Rotating Progress Wheel Based On Section

Hello!

I’m trying to create a rotating progress wheel that reveals different sections of the wheel based on the section of the page. I have the animation working when descending the page, but I can’t figure out how to reverse it when moving back up. I’m currently using “scroll into view” as the interaction trigger, but I’m not confident that is the correct interaction to use. Adding the “scroll out of view” just messes up the animation completely. I also have scrollify embedded to snap scrolling to sections.

Live page: https://cycle-rotate.webflow.io/

Read Only: https://preview.webflow.com/preview/cycle-rotate?utm_medium=preview_link&utm_source=designer&utm_content=cycle-rotate&preview=38469a12114beabdd63ba963bfd2cbbd&mode=preview

Here’s a quick diagram of the issue:

Thank you!

Hi @btmac525, I believe the best way to do it is by creating a interaction that activates with each “section”, so the progress register a % of the circle.

If you do it with the whole page you won’t be able to assign parts of the circle to sections on all devices, it will be messy.

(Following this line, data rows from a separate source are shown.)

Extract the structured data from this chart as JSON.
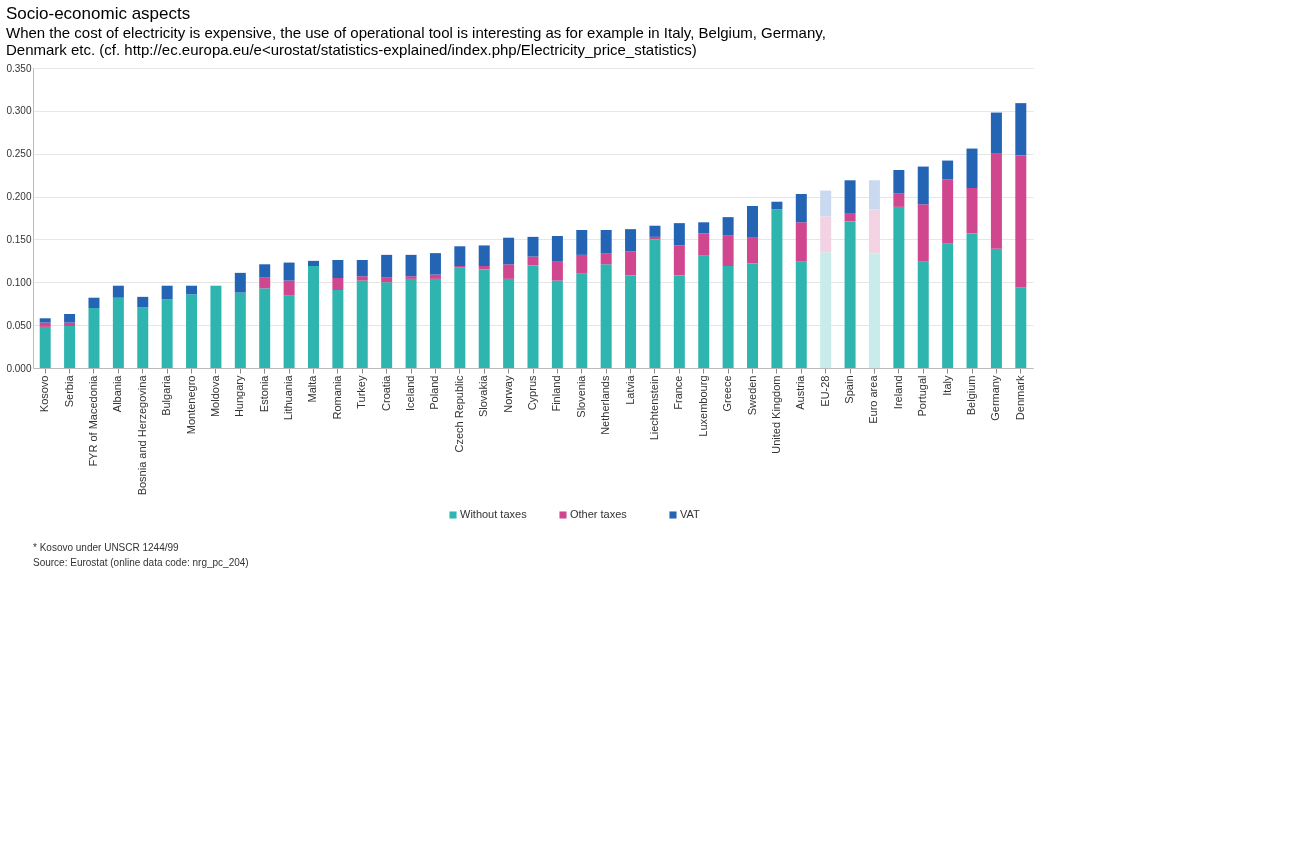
{
  "chart_data": {
    "type": "bar",
    "stacked": true,
    "title": "Socio-economic aspects",
    "subtitle": "When the cost of electricity is expensive, the use of operational tool is interesting as for example in Italy, Belgium, Germany, Denmark etc. (cf. http://ec.europa.eu/e<urostat/statistics-explained/index.php/Electricity_price_statistics)",
    "annotations": [
      "* Kosovo under UNSCR 1244/99",
      "Source: Eurostat (online data code: nrg_pc_204)"
    ],
    "categories": [
      "Kosovo",
      "Serbia",
      "FYR of Macedonia",
      "Albania",
      "Bosnia and Herzegovina",
      "Bulgaria",
      "Montenegro",
      "Moldova",
      "Hungary",
      "Estonia",
      "Lithuania",
      "Malta",
      "Romania",
      "Turkey",
      "Croatia",
      "Iceland",
      "Poland",
      "Czech Republic",
      "Slovakia",
      "Norway",
      "Cyprus",
      "Finland",
      "Slovenia",
      "Netherlands",
      "Latvia",
      "Liechtenstein",
      "France",
      "Luxembourg",
      "Greece",
      "Sweden",
      "United Kingdom",
      "Austria",
      "EU-28",
      "Spain",
      "Euro area",
      "Ireland",
      "Portugal",
      "Italy",
      "Belgium",
      "Germany",
      "Denmark"
    ],
    "series": [
      {
        "name": "Without taxes",
        "color": "#2fb5b0",
        "colors": [
          "#2fb5b0",
          "#2fb5b0",
          "#2fb5b0",
          "#2fb5b0",
          "#2fb5b0",
          "#2fb5b0",
          "#2fb5b0",
          "#2fb5b0",
          "#2fb5b0",
          "#2fb5b0",
          "#2fb5b0",
          "#2fb5b0",
          "#2fb5b0",
          "#2fb5b0",
          "#2fb5b0",
          "#2fb5b0",
          "#2fb5b0",
          "#2fb5b0",
          "#2fb5b0",
          "#2fb5b0",
          "#2fb5b0",
          "#2fb5b0",
          "#2fb5b0",
          "#2fb5b0",
          "#2fb5b0",
          "#2fb5b0",
          "#2fb5b0",
          "#2fb5b0",
          "#2fb5b0",
          "#2fb5b0",
          "#2fb5b0",
          "#2fb5b0",
          "#c8ecea",
          "#2fb5b0",
          "#c8ecea",
          "#2fb5b0",
          "#2fb5b0",
          "#2fb5b0",
          "#2fb5b0",
          "#2fb5b0",
          "#2fb5b0"
        ],
        "values": [
          0.048,
          0.049,
          0.07,
          0.082,
          0.071,
          0.08,
          0.086,
          0.096,
          0.088,
          0.093,
          0.085,
          0.119,
          0.091,
          0.102,
          0.1,
          0.104,
          0.104,
          0.117,
          0.115,
          0.104,
          0.12,
          0.102,
          0.11,
          0.121,
          0.108,
          0.15,
          0.108,
          0.131,
          0.119,
          0.122,
          0.185,
          0.124,
          0.135,
          0.171,
          0.134,
          0.188,
          0.124,
          0.145,
          0.157,
          0.139,
          0.094
        ]
      },
      {
        "name": "Other taxes",
        "color": "#d1478f",
        "colors": [
          "#d1478f",
          "#d1478f",
          "#d1478f",
          "#d1478f",
          "#d1478f",
          "#d1478f",
          "#d1478f",
          "#d1478f",
          "#d1478f",
          "#d1478f",
          "#d1478f",
          "#d1478f",
          "#d1478f",
          "#d1478f",
          "#d1478f",
          "#d1478f",
          "#d1478f",
          "#d1478f",
          "#d1478f",
          "#d1478f",
          "#d1478f",
          "#d1478f",
          "#d1478f",
          "#d1478f",
          "#d1478f",
          "#d1478f",
          "#d1478f",
          "#d1478f",
          "#d1478f",
          "#d1478f",
          "#d1478f",
          "#d1478f",
          "#f3d3e3",
          "#d1478f",
          "#f3d3e3",
          "#d1478f",
          "#d1478f",
          "#d1478f",
          "#d1478f",
          "#d1478f",
          "#d1478f"
        ],
        "values": [
          0.005,
          0.004,
          0,
          0,
          0,
          0,
          0,
          0,
          0,
          0.013,
          0.017,
          0,
          0.014,
          0.005,
          0.006,
          0.003,
          0.005,
          0.002,
          0.004,
          0.017,
          0.01,
          0.022,
          0.022,
          0.013,
          0.028,
          0.003,
          0.035,
          0.026,
          0.036,
          0.03,
          0,
          0.046,
          0.042,
          0.009,
          0.051,
          0.016,
          0.067,
          0.075,
          0.053,
          0.111,
          0.154
        ]
      },
      {
        "name": "VAT",
        "color": "#2364b4",
        "colors": [
          "#2364b4",
          "#2364b4",
          "#2364b4",
          "#2364b4",
          "#2364b4",
          "#2364b4",
          "#2364b4",
          "#2364b4",
          "#2364b4",
          "#2364b4",
          "#2364b4",
          "#2364b4",
          "#2364b4",
          "#2364b4",
          "#2364b4",
          "#2364b4",
          "#2364b4",
          "#2364b4",
          "#2364b4",
          "#2364b4",
          "#2364b4",
          "#2364b4",
          "#2364b4",
          "#2364b4",
          "#2364b4",
          "#2364b4",
          "#2364b4",
          "#2364b4",
          "#2364b4",
          "#2364b4",
          "#2364b4",
          "#2364b4",
          "#c9daf0",
          "#2364b4",
          "#c9daf0",
          "#2364b4",
          "#2364b4",
          "#2364b4",
          "#2364b4",
          "#2364b4",
          "#2364b4"
        ],
        "values": [
          0.005,
          0.01,
          0.012,
          0.014,
          0.012,
          0.016,
          0.01,
          0,
          0.023,
          0.015,
          0.021,
          0.006,
          0.021,
          0.019,
          0.026,
          0.025,
          0.025,
          0.023,
          0.024,
          0.031,
          0.023,
          0.03,
          0.029,
          0.027,
          0.026,
          0.013,
          0.026,
          0.013,
          0.021,
          0.037,
          0.009,
          0.033,
          0.03,
          0.039,
          0.034,
          0.027,
          0.044,
          0.022,
          0.046,
          0.048,
          0.061
        ]
      }
    ],
    "ylim": [
      0,
      0.35
    ],
    "yticks": [
      {
        "value": 0,
        "label": "0.000"
      },
      {
        "value": 0.05,
        "label": "0.050"
      },
      {
        "value": 0.1,
        "label": "0.100"
      },
      {
        "value": 0.15,
        "label": "0.150"
      },
      {
        "value": 0.2,
        "label": "0.200"
      },
      {
        "value": 0.25,
        "label": "0.250"
      },
      {
        "value": 0.3,
        "label": "0.300"
      },
      {
        "value": 0.35,
        "label": "0.350"
      }
    ],
    "grid": "y",
    "legend": "bottom"
  }
}
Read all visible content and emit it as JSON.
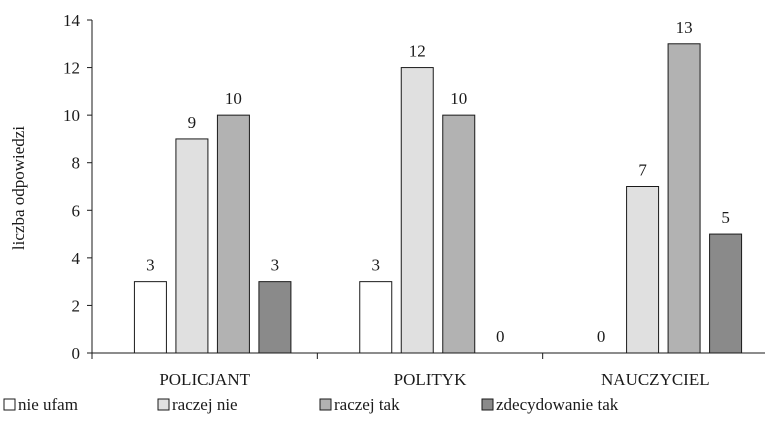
{
  "chart_data": {
    "type": "bar",
    "categories": [
      "POLICJANT",
      "POLITYK",
      "NAUCZYCIEL"
    ],
    "series": [
      {
        "name": "nie ufam",
        "values": [
          3,
          3,
          0
        ],
        "color": "#ffffff"
      },
      {
        "name": "raczej nie",
        "values": [
          9,
          12,
          7
        ],
        "color": "#e0e0e0"
      },
      {
        "name": "raczej tak",
        "values": [
          10,
          10,
          13
        ],
        "color": "#b2b2b2"
      },
      {
        "name": "zdecydowanie tak",
        "values": [
          3,
          0,
          5
        ],
        "color": "#8a8a8a"
      }
    ],
    "xlabel": "",
    "ylabel": "liczba odpowiedzi",
    "ylim": [
      0,
      14
    ],
    "yticks": [
      0,
      2,
      4,
      6,
      8,
      10,
      12,
      14
    ],
    "grid": false,
    "legend_position": "bottom"
  }
}
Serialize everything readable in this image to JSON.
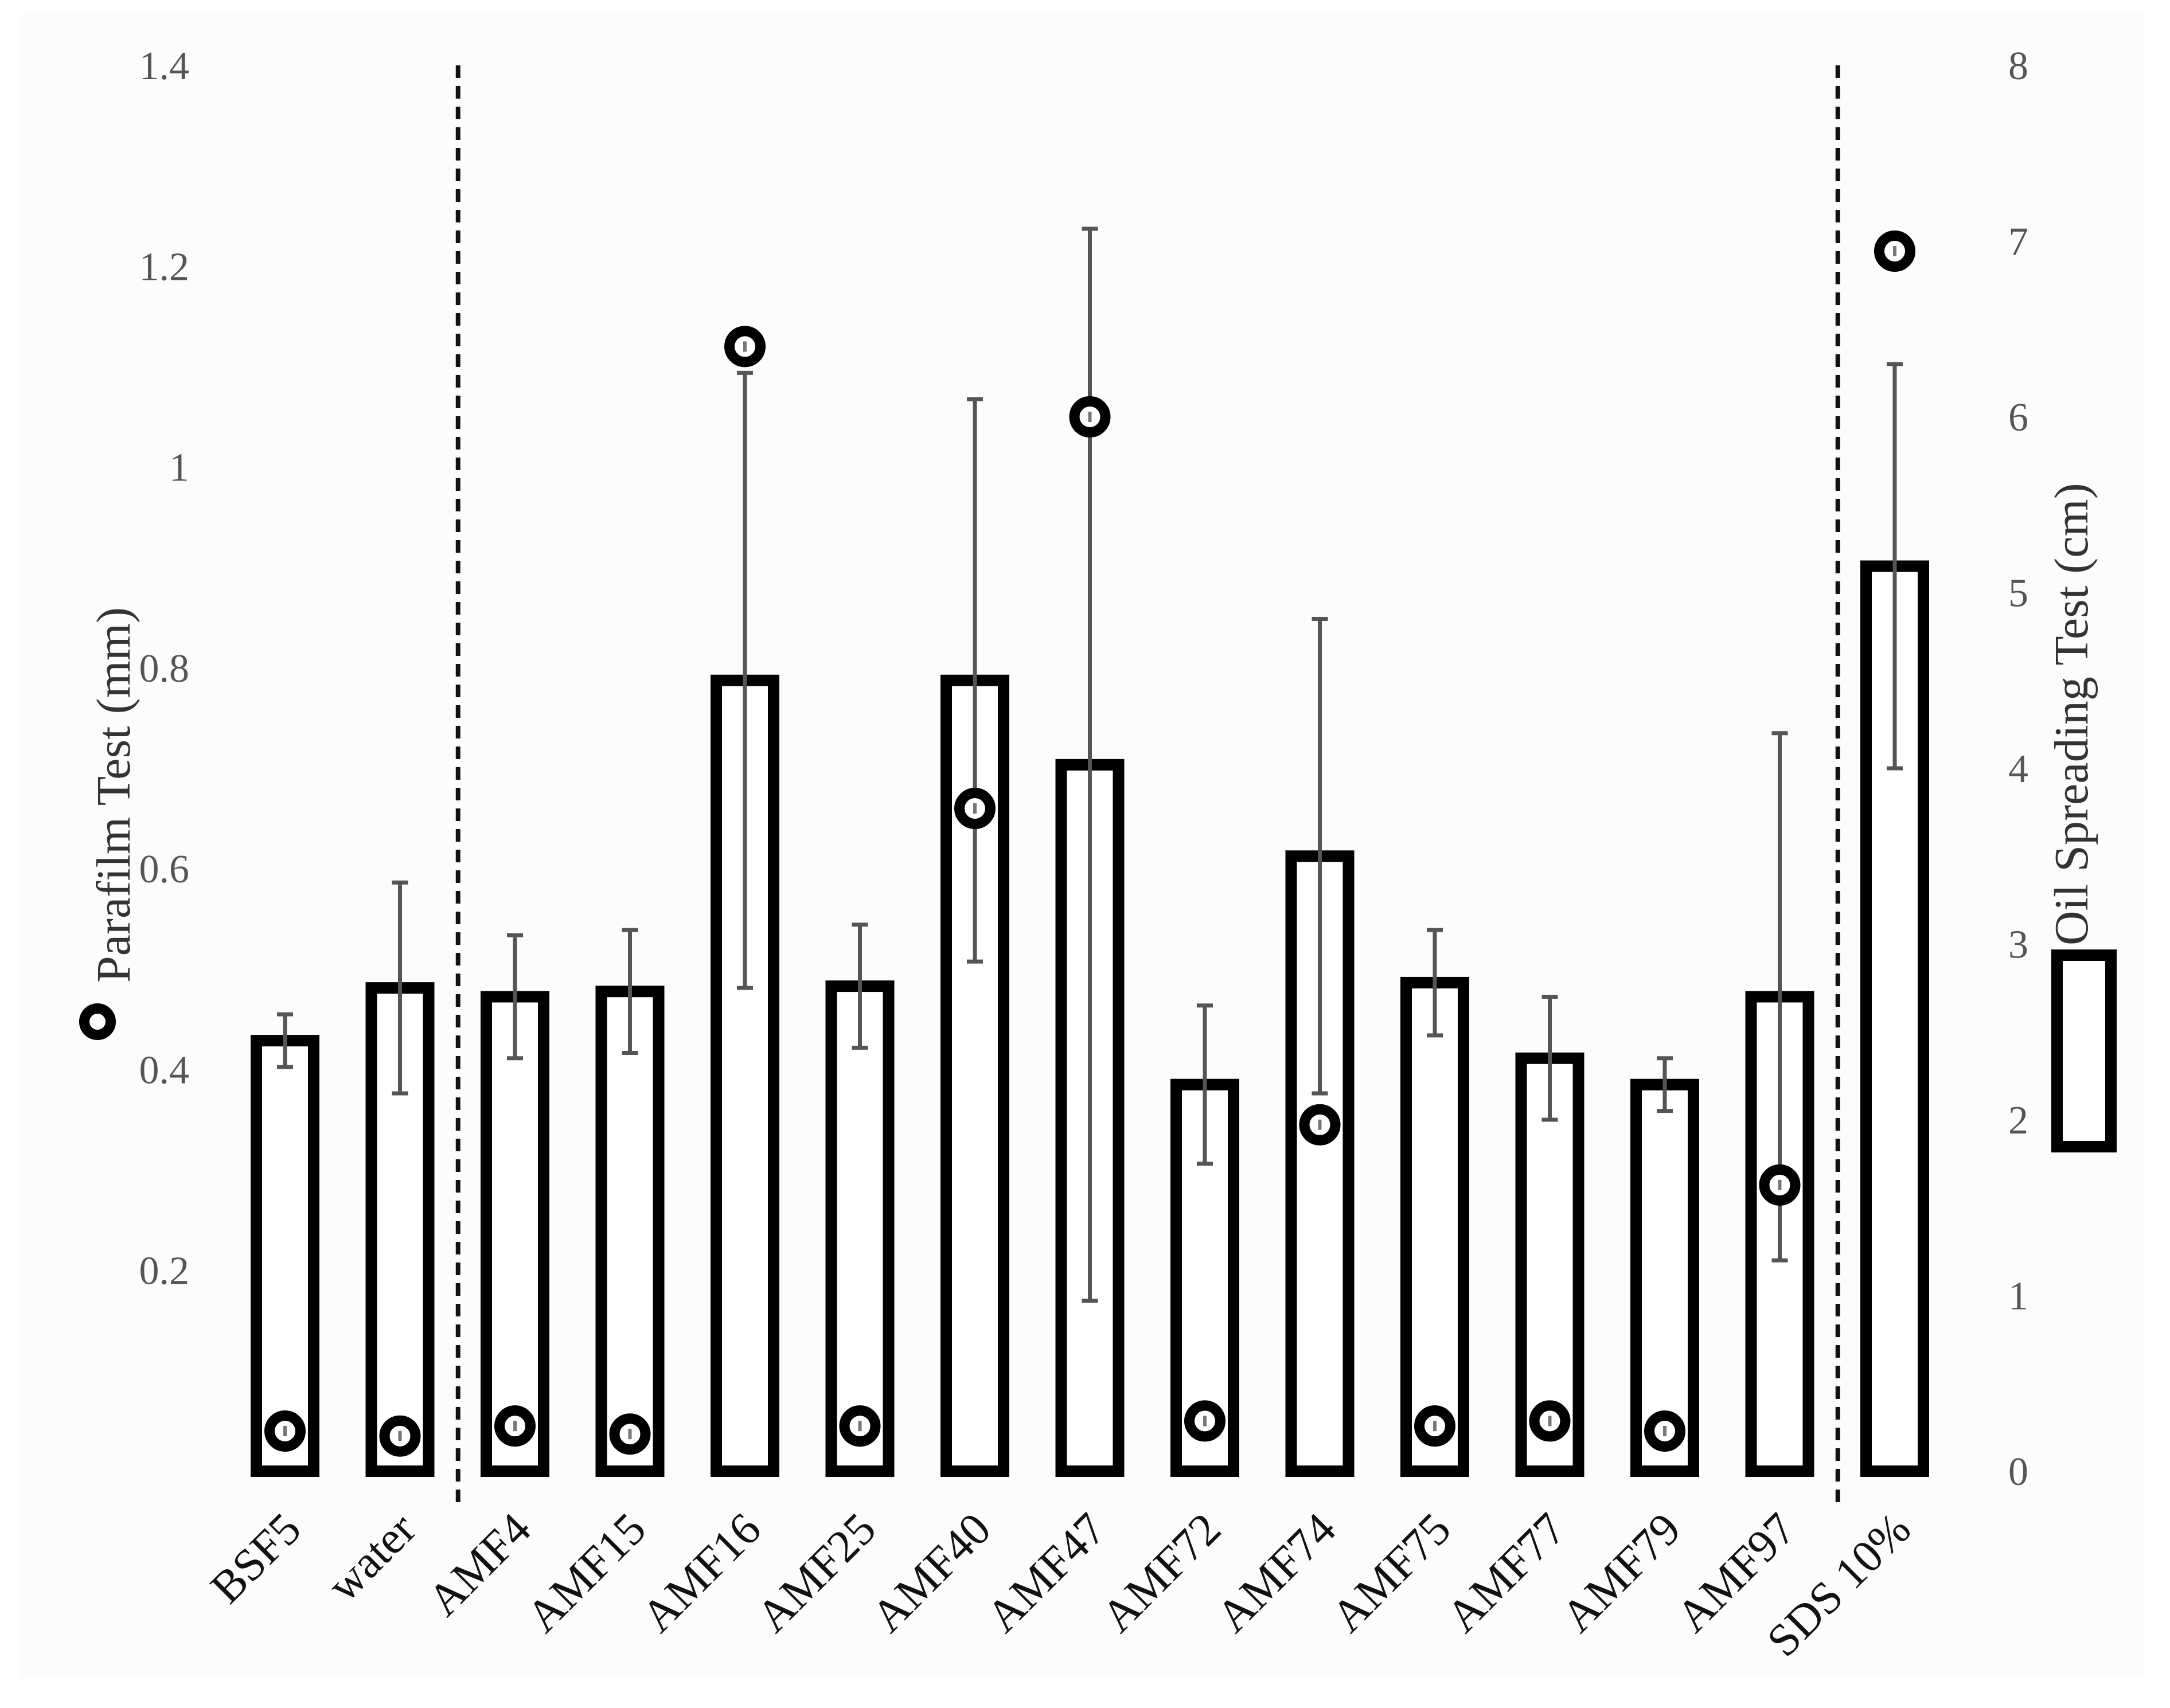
{
  "chart_data": {
    "type": "bar",
    "categories": [
      "BSF5",
      "water",
      "AMF4",
      "AMF15",
      "AMF16",
      "AMF25",
      "AMF40",
      "AMF47",
      "AMF72",
      "AMF74",
      "AMF75",
      "AMF77",
      "AMF79",
      "AMF97",
      "SDS 10%"
    ],
    "series": [
      {
        "name": "Oil Spreading Test (cm)",
        "kind": "bar",
        "axis": "right",
        "values": [
          2.45,
          2.75,
          2.7,
          2.73,
          4.5,
          2.76,
          4.5,
          4.02,
          2.2,
          3.5,
          2.78,
          2.35,
          2.2,
          2.7,
          5.15
        ],
        "error": [
          0.15,
          0.6,
          0.35,
          0.35,
          1.75,
          0.35,
          1.6,
          3.05,
          0.45,
          1.35,
          0.3,
          0.35,
          0.15,
          1.5,
          1.15
        ]
      },
      {
        "name": "Parafilm Test (mm)",
        "kind": "scatter",
        "axis": "left",
        "values": [
          0.04,
          0.035,
          0.045,
          0.037,
          1.12,
          0.045,
          0.66,
          1.05,
          0.05,
          0.345,
          0.045,
          0.05,
          0.04,
          0.285,
          1.215
        ]
      }
    ],
    "ylabel_left": "Parafilm Test (mm)",
    "ylabel_right": "Oil Spreading Test (cm)",
    "ylim_left": [
      0,
      1.4
    ],
    "ylim_right": [
      0,
      8
    ],
    "yticks_left": [
      "0.2",
      "0.4",
      "0.6",
      "0.8",
      "1",
      "1.2",
      "1.4"
    ],
    "yticks_right": [
      "0",
      "1",
      "2",
      "3",
      "4",
      "5",
      "6",
      "7",
      "8"
    ],
    "separators_after": [
      "water",
      "AMF97"
    ],
    "grid": false,
    "legend": "left and right axis titles"
  },
  "colors": {
    "bar_stroke": "#000000",
    "bar_fill": "#ffffff",
    "error_bar": "#555555",
    "tick_text": "#555555",
    "marker": "#000000",
    "background": "#fdfcfb"
  }
}
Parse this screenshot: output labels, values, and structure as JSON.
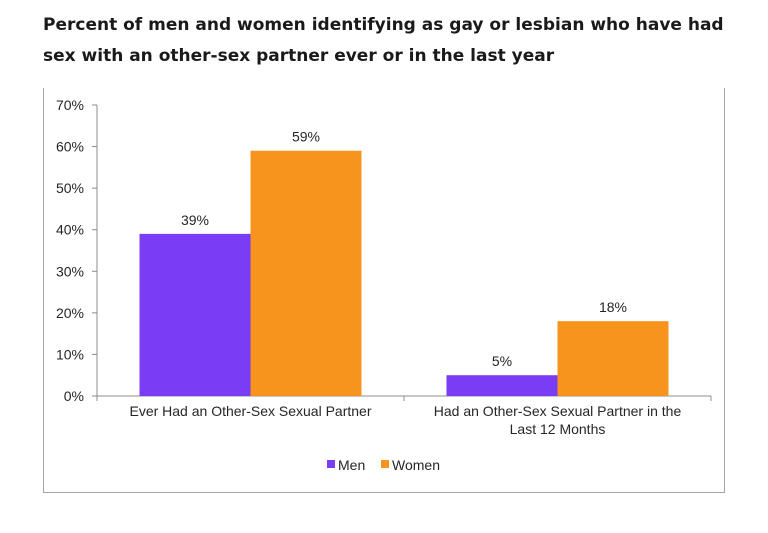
{
  "title": "Percent of men and women identifying as gay or lesbian who have had sex with an other-sex partner ever or in the last year",
  "chart_data": {
    "type": "bar",
    "categories": [
      [
        "Ever Had an Other-Sex Sexual Partner"
      ],
      [
        "Had an Other-Sex Sexual Partner in the",
        "Last 12 Months"
      ]
    ],
    "series": [
      {
        "name": "Men",
        "values": [
          39,
          5
        ],
        "labels": [
          "39%",
          "5%"
        ],
        "color": "#7a3cf5"
      },
      {
        "name": "Women",
        "values": [
          59,
          18
        ],
        "labels": [
          "59%",
          "18%"
        ],
        "color": "#f7941d"
      }
    ],
    "ylim": [
      0,
      70
    ],
    "yticks": [
      "0%",
      "10%",
      "20%",
      "30%",
      "40%",
      "50%",
      "60%",
      "70%"
    ],
    "grid": false,
    "legend_position": "bottom"
  }
}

But if you do it by section I believe it could work great!

Hi @Carlos_Ruiz_Del_Vizo , thank you for the response!

I currently have the interactions broken out by section with “scroll into view”, but I can’t get it to revert back smoothly when scrolling back up. I wanted it to have the smooth rotation when navigating the page both up and down, but I think I’ll just have to have each segment of the wheel disappear when scrolling out of view then reappear on the next section without any rotation.

I originally tried using the “while page is scrolling” interaction and do it by %, but as you mentioned, it was an even bigger mess.

@btmac525 I just saw your website and it seems you are looking to replace image by image, when its much better to make it with lottie animations.
You can go to Lottieflow | Explore or https://lottiefiles.com/ for lottie animations that may work with what you are trying to do.

The problem with the images, is that you must overflow one in top of the other for a smooth transition. It’s doable, but harder.